そうやって動かない俺の代わりに自分が標的になるように仕向ける。
「ハッ、まとめて片付けるだぁ?たった2人でかよ?」
「バッカじゃねぇの!自分達の状況見てから喋れや!」
「ギャハハハ!マジでコイツ等バカじゃん!温室育ちの“B2”が俺達に勝てるわけねぇだろうが!」
「……弱い奴ほどよく吠えるって、あれマジだな」
「んだと!?」
「雑魚はどっちだ!」
「粋がってんじゃねぇぞ!」
「たった2人で何が出来る?こっちの数見えてねぇのか?」
「数は問題じゃ…「足りねぇ」
直後、俺は頼稀の言葉を遮って走り出す。
誰でも良かった。だから一番手前にいた男の胸倉を掴んでその顔面に一発入れた。
だらんと、たった一発で気を失った男の胸倉を掴んだまま首だけを動かして目の前の獲物を見据えた。

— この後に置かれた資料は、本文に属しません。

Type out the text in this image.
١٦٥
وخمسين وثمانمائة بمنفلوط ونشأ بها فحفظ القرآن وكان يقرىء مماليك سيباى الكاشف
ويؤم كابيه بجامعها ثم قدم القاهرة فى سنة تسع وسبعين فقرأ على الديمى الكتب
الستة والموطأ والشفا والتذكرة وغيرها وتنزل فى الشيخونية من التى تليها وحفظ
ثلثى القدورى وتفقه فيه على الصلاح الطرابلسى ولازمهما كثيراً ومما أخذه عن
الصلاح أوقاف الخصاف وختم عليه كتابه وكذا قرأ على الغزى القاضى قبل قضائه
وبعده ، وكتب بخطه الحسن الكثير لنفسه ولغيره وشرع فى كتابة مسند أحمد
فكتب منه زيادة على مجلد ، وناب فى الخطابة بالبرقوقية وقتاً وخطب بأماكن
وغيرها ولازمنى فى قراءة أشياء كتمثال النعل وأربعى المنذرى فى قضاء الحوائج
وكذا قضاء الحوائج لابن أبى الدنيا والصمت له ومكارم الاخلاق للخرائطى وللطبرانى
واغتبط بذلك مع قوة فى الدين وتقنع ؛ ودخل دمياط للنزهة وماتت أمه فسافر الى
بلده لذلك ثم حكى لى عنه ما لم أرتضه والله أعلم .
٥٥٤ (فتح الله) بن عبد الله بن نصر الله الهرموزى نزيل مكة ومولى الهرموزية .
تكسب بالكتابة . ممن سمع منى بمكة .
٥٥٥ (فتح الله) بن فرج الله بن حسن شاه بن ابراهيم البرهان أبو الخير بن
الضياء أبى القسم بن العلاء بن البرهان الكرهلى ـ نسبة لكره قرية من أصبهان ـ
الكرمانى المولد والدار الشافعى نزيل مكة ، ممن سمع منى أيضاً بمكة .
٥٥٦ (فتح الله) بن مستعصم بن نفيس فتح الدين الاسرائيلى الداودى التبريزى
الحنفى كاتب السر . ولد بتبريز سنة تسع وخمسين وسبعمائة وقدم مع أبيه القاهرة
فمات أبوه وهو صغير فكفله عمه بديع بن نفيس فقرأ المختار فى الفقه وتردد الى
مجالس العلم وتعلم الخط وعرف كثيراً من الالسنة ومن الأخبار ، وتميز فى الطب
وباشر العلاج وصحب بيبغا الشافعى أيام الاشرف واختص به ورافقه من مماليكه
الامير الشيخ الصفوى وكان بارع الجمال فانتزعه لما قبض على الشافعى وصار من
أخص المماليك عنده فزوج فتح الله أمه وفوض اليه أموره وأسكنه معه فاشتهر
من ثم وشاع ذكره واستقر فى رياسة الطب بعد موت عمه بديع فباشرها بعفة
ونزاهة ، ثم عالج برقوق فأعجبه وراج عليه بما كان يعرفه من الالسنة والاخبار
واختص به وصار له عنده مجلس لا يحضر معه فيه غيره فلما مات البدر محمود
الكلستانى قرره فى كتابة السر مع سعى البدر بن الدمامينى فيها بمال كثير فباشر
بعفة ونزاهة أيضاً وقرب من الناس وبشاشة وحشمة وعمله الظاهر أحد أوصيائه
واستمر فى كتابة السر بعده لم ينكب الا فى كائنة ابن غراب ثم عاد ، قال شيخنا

突然の先制攻撃に“鬼”もあの頼稀でさえも驚いた様子で俺を見つめていた。
「足りねぇんだよ。テメー等如きじゃ腹の足しにもなりゃしねぇ」
手を離せば、ドサッと人間が地面に沈む。
そいつを足蹴りして、低く冷たい声で言い放つ。
「もっと寄越せよ」
「ヒィッ、」
途端、敵の肩がビクッと跳ねる。
あまりの声の低さに誰かが悲鳴を上げた。
その瞳から読み取れた感情は、動揺、緊張、そして―――恐怖だった。
地面に沈む男はピクピクと痙攣し続けている。
それを間近で見ていた味方は、先程までの威勢はどこへ行ったのか一歩一歩と俺から距離を取ろうとした。
……まだだ。
まだ、これを表に出してはいけない。
一歩、一歩と足を動かせば「う、うう動くなっ!!」と銅鑼声が響く。
(煩ぇな…)
どうやら、奴等はまだ分かってないらしい。
「お仲間呼ばなくいいのー?」
誰に喧嘩を売ったのか。
目の前の俺が、誰なのか。
ゆるりと、無意識に口角が上がる。
俺の挑発に敵はハッと我に返り、焦った様子でスマートフォンを取り出して耳に当てる。
「お、おい!もっと仲間集めろっ!」
「煩ぇ!今掛けてんだよ!」
いくら仲間を呼んでも構わない。
誰であろうと、何人束になって掛かって来ようと現状は変わらない。
「ハッ、相手はたった2人じゃねぇか!ビビることねぇ!行くぜ!」
「お、おうっ!」
“鬼”の1人が先陣を切って突っ込んで来たと同時に俺も群の中へと走り出す。
それが開戦の合図となり、裏路地では乱闘騒ぎが始まった。